When I was teaching underserved students I realized that few of them had access to newspapers, magazines or family libraries. They rarely saw their parents reading and so it did not become an enjoyable habit for them. Often when I brought nice books for them to borrow I would never see them again and in my mind I hoped that they were being treasured by the students who had slipped away with them. If I had been blessed with wealth I would have regularly purchased volumes for them to keep.
I recently read a story about Dolly Parton and her efforts to encourage children from underprivileged homes to read and further their educations.
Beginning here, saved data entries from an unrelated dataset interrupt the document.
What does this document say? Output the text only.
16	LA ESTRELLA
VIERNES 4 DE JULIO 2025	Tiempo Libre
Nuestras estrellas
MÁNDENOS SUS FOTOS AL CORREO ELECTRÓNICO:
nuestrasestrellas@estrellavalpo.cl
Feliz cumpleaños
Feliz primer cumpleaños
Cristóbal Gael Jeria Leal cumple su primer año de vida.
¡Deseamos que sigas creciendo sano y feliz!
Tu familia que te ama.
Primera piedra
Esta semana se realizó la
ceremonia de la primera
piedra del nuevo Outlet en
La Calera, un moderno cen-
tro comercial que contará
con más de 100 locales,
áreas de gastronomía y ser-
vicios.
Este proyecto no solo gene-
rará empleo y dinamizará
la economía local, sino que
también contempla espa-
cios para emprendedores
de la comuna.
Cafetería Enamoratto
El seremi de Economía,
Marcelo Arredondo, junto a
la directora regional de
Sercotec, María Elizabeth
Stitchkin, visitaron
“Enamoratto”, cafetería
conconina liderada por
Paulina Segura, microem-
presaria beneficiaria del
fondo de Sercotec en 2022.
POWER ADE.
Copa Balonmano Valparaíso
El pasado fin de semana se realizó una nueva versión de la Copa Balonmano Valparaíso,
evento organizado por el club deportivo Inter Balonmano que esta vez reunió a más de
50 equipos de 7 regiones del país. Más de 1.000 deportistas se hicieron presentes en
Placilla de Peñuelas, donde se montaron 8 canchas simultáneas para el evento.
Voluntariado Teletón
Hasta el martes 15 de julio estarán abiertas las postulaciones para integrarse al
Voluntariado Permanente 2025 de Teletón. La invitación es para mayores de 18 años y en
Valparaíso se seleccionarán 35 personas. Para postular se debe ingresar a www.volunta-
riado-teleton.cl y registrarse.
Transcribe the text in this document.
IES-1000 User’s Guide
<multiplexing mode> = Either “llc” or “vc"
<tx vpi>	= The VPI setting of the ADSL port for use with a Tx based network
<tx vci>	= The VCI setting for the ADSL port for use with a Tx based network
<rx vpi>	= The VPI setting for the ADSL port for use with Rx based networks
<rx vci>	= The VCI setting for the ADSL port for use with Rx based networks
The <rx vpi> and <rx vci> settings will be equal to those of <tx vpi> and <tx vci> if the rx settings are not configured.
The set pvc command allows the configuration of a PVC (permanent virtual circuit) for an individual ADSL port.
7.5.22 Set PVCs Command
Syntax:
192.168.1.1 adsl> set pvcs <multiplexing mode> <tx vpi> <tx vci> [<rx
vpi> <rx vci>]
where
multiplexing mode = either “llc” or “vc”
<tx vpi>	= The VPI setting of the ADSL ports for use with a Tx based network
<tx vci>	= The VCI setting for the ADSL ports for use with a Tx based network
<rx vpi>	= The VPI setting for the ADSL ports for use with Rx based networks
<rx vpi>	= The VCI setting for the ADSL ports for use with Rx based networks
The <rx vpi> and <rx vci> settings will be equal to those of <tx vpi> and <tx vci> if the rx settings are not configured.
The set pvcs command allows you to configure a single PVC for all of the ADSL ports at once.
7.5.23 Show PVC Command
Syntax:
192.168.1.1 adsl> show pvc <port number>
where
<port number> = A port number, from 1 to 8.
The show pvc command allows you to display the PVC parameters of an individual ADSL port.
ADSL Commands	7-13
When she realized that little ones from the area where she grew up had mostly never seen a book before arriving to kindergarten she began a process of sending each child a new book each month from the time of birth until they enrolled in school. The program was so successful that Dolly has expanded it to places all over the world and has even written several children’s books of her own to tell youngsters how valuable reading is for everyone.
Former First Lady Barbara Bush became a lifelong literacy advocate, chairing a foundation dedicated to getting books to children. Her important work has made a difference in the lives of countless little ones and continues even after her death.
I know how much difference reading has made in my own life. Rarely a day goes by that I do not take time to read about the news, contemplate editorials or turn the pages of a new bestseller or an old classic. The written word is magical for me and it keeps my mind active even as I age. Books and articles are like friends that I can invite into my world any time I wish and with the pandemic they have kept me feeling connected even as I spend my days and weeks and months anchored to my home.
I have a Kindle that my daughters purchased for me several years ago. It is first generation ebook technology that works just fine for me. I am able to instantly bring a new work into my home without ever leaving or waiting for a delivery. My Kindle even saves my place when my eyes become weary and I stop my reading for the day. It’s compact for travel and works well on a plane as long as I have already downloaded my choices. It has brought me great joy time and again but I have to admit that some books are so good that I end up purchasing them in hard copy just because I want to have them forever.
A real book appeals to all of my senses. I like the feel of the paper and the binding on the fingertips. My eyes delight in the colors and I am able to flip back and forth to particular passages or images. I feel free to write little notes to myself in the margins or underline words and phrases that appeal to me. There is even a smell of paper and ink that spins magic in my head, so I suppose that I will always favor a real book or an electronic one, especially if was a gift from a friend and holds a special inscription that forever reminds me of that special person.
In so many ways books are living breathing bearers of knowledge and delight. They are the gifts that keep on giving again and again. They bring the world into our minds no matter whether they are leather bound first editions, paperbacks or electronic. They are purveyors of joy that never disappoint us or leave us feeling alone.